Pour répondre à ces questions, les chercheurs ont transplanté chez la souris des progéniteurs provenant d’embryons âgés dans des embryons plus jeunes, comment l’avaient fait les neuroscientifiques des années 90. Mais avec des résultats opposés, révélant que certains progéniteurs pouvaient rajeunir dans le nouvel environnement. «En utilisant des techniques plus précises, nous avons pu identifier des progéniteurs agissant comme de véritables cellules souches. Une fois dans leur nouvel environnement, ils rajeunissent pour devenir identiques aux progéniteurs non transplantés. L’environnement dans lequel se trouve la cellule agit donc comme une véritable cure de jouvence!». De plus, les neuroscientifiques genevois ont identifié le mécanisme moléculaire responsable de ce rajeunissement cellulaire : la protéine Wnt. «On savait que Wnt contribuait à maintenir les cellules souches dans un état indifférencié, mais ici elle semble capable de faire un pas de plus en reversant le processus de différenciation cellulaire,» souligne Denis Jabaudon.
Les chercheurs ont ensuite essayé sans succès d’accélérer le processus de vieillissement en transplantant des progéniteurs jeunes dans un environnement plus âgé. «A notre grande surprise, nos résultats démontrent l’exact opposé de ce que la communauté scientifique tenait pour acquis, soit que le rajeunissement des progéniteurs était impossible, mais que mais leur vieillissement accéléré l’était.
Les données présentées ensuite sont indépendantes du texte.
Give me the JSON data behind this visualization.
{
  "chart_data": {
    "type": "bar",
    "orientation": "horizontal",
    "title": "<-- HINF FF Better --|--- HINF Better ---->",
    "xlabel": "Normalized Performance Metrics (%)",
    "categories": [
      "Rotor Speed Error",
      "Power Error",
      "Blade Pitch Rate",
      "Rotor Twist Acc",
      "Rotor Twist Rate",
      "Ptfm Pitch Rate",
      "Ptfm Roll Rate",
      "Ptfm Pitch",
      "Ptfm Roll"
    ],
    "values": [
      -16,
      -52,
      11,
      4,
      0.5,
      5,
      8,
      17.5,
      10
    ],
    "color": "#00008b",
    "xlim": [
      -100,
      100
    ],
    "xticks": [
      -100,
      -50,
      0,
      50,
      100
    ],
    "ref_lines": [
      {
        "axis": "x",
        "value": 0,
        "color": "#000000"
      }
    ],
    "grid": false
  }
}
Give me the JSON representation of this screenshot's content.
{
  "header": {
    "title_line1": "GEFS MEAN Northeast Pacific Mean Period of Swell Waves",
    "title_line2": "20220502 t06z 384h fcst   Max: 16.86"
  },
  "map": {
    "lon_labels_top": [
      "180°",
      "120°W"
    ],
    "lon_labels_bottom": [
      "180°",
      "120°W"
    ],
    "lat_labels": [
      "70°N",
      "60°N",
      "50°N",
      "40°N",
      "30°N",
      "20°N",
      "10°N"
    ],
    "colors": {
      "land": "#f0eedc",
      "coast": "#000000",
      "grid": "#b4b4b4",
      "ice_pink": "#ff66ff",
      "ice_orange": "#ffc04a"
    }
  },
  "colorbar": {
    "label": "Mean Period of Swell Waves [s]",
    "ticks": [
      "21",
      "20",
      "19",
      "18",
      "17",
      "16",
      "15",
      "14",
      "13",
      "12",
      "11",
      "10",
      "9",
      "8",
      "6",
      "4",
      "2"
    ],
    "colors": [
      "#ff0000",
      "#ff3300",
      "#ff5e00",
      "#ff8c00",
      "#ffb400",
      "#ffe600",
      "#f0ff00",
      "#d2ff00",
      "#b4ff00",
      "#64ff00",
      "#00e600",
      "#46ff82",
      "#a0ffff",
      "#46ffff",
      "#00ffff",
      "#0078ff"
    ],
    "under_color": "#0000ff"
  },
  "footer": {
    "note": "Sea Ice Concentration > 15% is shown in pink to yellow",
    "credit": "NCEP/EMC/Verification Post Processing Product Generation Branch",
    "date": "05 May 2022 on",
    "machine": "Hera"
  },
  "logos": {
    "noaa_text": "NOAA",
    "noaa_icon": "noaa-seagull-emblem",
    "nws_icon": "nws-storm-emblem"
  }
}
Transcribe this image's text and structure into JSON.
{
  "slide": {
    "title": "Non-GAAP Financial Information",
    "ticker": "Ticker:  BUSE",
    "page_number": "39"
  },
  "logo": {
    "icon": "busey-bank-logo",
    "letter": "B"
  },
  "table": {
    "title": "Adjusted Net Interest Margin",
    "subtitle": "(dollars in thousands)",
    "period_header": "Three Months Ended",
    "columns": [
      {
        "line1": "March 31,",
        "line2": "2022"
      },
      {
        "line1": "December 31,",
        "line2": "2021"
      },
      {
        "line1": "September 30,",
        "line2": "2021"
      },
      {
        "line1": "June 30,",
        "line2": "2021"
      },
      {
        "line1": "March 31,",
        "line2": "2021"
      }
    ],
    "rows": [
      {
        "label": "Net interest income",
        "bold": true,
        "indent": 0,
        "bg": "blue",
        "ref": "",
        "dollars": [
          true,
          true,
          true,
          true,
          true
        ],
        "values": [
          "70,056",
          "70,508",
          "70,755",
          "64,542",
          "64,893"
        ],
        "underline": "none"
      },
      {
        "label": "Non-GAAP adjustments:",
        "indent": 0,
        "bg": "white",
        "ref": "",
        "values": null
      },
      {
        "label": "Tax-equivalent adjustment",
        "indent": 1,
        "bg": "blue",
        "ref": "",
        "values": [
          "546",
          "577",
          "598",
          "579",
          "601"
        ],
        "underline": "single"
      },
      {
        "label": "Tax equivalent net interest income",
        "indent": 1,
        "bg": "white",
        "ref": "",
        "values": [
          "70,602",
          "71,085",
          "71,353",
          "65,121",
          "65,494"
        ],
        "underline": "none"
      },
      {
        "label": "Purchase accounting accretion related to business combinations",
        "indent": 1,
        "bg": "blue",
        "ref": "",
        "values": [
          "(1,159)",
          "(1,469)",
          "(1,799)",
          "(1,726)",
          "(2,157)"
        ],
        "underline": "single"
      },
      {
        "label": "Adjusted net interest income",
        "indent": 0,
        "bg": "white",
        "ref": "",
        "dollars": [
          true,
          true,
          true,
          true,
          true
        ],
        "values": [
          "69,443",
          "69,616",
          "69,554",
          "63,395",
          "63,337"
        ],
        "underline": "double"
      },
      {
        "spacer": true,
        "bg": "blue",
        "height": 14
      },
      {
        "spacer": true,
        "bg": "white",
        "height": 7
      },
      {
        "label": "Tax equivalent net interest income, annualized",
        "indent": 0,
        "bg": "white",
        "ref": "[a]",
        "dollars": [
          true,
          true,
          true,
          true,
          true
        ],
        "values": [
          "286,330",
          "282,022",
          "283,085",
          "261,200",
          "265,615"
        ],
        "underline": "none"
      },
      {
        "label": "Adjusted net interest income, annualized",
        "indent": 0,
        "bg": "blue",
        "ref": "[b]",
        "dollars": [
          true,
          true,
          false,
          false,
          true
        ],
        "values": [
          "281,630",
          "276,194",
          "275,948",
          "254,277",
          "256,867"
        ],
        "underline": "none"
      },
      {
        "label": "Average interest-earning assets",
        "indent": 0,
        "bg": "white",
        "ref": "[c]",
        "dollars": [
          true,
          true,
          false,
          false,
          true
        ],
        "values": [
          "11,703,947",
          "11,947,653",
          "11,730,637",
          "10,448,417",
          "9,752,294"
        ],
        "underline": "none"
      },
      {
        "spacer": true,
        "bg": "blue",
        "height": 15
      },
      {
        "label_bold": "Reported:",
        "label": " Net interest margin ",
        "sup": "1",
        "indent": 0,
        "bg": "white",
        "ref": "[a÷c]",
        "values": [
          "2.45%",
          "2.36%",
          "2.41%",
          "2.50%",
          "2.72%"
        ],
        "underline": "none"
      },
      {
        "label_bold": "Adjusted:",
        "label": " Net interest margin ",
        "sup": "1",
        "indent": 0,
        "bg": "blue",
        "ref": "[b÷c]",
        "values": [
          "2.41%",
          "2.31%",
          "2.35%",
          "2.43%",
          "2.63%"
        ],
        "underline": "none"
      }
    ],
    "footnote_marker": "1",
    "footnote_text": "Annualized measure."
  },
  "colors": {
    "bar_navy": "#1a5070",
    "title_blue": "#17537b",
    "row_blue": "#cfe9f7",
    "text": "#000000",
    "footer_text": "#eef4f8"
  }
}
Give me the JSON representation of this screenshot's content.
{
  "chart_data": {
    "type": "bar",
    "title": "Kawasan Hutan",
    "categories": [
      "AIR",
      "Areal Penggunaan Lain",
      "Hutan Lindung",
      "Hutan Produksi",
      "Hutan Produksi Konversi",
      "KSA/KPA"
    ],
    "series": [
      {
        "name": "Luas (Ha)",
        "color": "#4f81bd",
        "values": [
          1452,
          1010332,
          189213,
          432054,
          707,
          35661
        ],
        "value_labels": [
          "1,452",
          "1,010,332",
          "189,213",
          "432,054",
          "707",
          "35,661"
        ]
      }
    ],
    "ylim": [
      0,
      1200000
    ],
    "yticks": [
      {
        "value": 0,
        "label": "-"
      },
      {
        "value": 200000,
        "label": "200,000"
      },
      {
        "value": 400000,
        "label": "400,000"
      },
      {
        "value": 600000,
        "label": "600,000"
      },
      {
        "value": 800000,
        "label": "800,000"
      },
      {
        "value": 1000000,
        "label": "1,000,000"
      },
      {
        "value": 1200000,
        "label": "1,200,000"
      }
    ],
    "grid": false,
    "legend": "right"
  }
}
Nous sommes parvenus à rajeunir nos cellules, mais pas à les faire vieillir.»
Ainsi, la notion de progression des compétences allant de pair avec une restriction de celles-ci, si ancrée en neurosciences, apparaît aujourd’hui comme fausse. Néanmoins, la capacité de régénération ne semble pas concerner tous les progéniteurs. Pourquoi? Sur ce point, le mystère reste encore entier.
Une preuve de principe pour la neurorégénération corticale
Les adultes ne conservant que très peu de progéniteurs, comment exploiter ces découvertes à des fins thérapeutiques ? A la fin du processus de différenciation, les progéniteurs deviennent des astrocytes, un type cellulaire que l’on conserve à tous les âges de la vie. Serait-il possible, alors de retransformer les astrocytes en cellules progénitrices afin de produire un type précis de neurones qui auraient disparu suite à un accident ou à une maladie? «Nos travaux apportent la preuve de principe d’une grande malléabilité cellulaire», explique Denis Jabaudon. «Il serait intéressant de comprendre comment utiliser ce phénomène à des fins de régénération.»